Il existe une division claire entre les zones urbaines et rurales. Dans les zones rurales, la radio reste la principale source d’information.

Nous constatons aussi une autre division générationnelle très forte. Les jeunes consultent énormément Internet en plus de la radio. C’est le cas au Tchad par exemple, dans les zones rurales, les jeunes écoutent beaucoup la radio, tout en consultant aussi les réseaux sociaux et les informations en ligne, souvent leur principale source d’information. Pour les personnes plus âgées, la radio reste centrale.

Un exemple que je trouve intéressant : nous avions lancé un appel à candidatures dans le cadre de notre projet Bon Buzz destiné à des jeunes ayant un niveau licence au Tchad. À ma grande surprise, beaucoup de personnes ont répondu à cette annonce parce qu’elles l’avaient entendue à la radio.

Bien que certaines radios le fassent déjà, mais non de manière structurée, l’enjeu est avant tout de collaborer avec d’autres producteurs de contenus médiatiques ou de combiner des informations provenant d’Internet avec le travail traditionnel des reporters sur le terrain.

Avec l’essor des outils numériques et maintenant de l’intelligence artificielle, comment les pratiques des journalistes évoluent-elles ?

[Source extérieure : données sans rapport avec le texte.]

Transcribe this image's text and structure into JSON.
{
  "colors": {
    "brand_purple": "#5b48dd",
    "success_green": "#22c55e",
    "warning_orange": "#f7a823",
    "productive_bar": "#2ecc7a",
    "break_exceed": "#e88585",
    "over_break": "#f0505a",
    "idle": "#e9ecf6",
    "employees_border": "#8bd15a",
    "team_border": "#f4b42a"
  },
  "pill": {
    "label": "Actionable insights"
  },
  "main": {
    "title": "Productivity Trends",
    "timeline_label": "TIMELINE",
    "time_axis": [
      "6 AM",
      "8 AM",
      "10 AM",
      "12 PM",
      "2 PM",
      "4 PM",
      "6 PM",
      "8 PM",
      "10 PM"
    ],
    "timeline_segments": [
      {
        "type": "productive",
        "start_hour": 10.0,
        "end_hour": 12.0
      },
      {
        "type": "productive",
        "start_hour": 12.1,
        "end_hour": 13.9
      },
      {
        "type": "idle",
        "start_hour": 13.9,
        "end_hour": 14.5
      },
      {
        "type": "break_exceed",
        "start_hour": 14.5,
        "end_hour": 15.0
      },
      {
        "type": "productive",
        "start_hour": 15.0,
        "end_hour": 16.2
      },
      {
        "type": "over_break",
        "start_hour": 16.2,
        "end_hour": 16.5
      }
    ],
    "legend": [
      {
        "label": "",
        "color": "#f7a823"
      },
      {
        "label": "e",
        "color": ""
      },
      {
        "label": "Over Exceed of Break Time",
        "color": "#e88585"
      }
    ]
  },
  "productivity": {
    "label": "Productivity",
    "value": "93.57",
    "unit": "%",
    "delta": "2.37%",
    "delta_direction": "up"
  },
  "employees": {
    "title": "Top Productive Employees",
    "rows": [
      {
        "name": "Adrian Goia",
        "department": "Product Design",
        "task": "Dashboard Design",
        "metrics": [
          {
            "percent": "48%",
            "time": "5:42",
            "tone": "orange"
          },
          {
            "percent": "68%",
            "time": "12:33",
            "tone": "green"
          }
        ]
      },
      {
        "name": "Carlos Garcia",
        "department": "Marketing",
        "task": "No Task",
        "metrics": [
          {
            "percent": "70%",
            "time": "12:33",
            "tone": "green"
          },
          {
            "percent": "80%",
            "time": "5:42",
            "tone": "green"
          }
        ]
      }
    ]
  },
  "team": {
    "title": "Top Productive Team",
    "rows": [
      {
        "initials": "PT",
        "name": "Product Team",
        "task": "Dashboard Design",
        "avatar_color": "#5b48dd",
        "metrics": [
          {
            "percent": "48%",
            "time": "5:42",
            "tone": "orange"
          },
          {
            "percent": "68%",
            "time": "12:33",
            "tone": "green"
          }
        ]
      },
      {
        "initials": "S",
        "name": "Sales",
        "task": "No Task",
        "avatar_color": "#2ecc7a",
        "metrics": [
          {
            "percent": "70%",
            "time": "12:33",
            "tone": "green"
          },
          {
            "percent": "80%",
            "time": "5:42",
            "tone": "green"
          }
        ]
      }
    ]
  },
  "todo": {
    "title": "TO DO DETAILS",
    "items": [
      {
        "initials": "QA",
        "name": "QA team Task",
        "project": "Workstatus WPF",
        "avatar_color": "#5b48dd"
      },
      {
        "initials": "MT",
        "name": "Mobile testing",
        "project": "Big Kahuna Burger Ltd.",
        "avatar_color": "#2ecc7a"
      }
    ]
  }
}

Il faut avant tout distinguer les outils numériques de l’intelligence artificielle (IA). Les outils numériques de production ont énormément évolué : aujourd’hui, avec un équipement très simple, on peut produire des programmes radio de très grande qualité. En revanche, l’intelligence artificielle pose d’autres défis. De nombreux contenus non fiables générés par l’IA circulent sur Internet. Les radios locales proposent de plus en plus des programmes de fact-checking et vérifient les informations qu’elles reçoivent.

Mais il existe un problème plus profond : celui de la polarisation de la société et de la circulation d’informations biaisées. Elles sont plus difficiles à détecter et peuvent alimenter les conflits ou renforcer les divisions.

C’est pour cela que l’éducation aux médias est essentielle, d’une part auprès des journalistes et des créateurs des médias, et d’autre part auprès du public.

De plus, si les journalistes comprennent bien l’écologie des médias, c’est-à-dire comment l’information circule et qui la produit, ils peuvent analyser et contextualiser les informations qu’ils reçoivent : d’où vient cette information ? Quelle est la position de cette personne dans l’espace médiatique ? Quelle pourrait être son intention ? Je pense que l’analyse critique de l’information reste aujourd’hui le meilleur rempart face à la désinformation.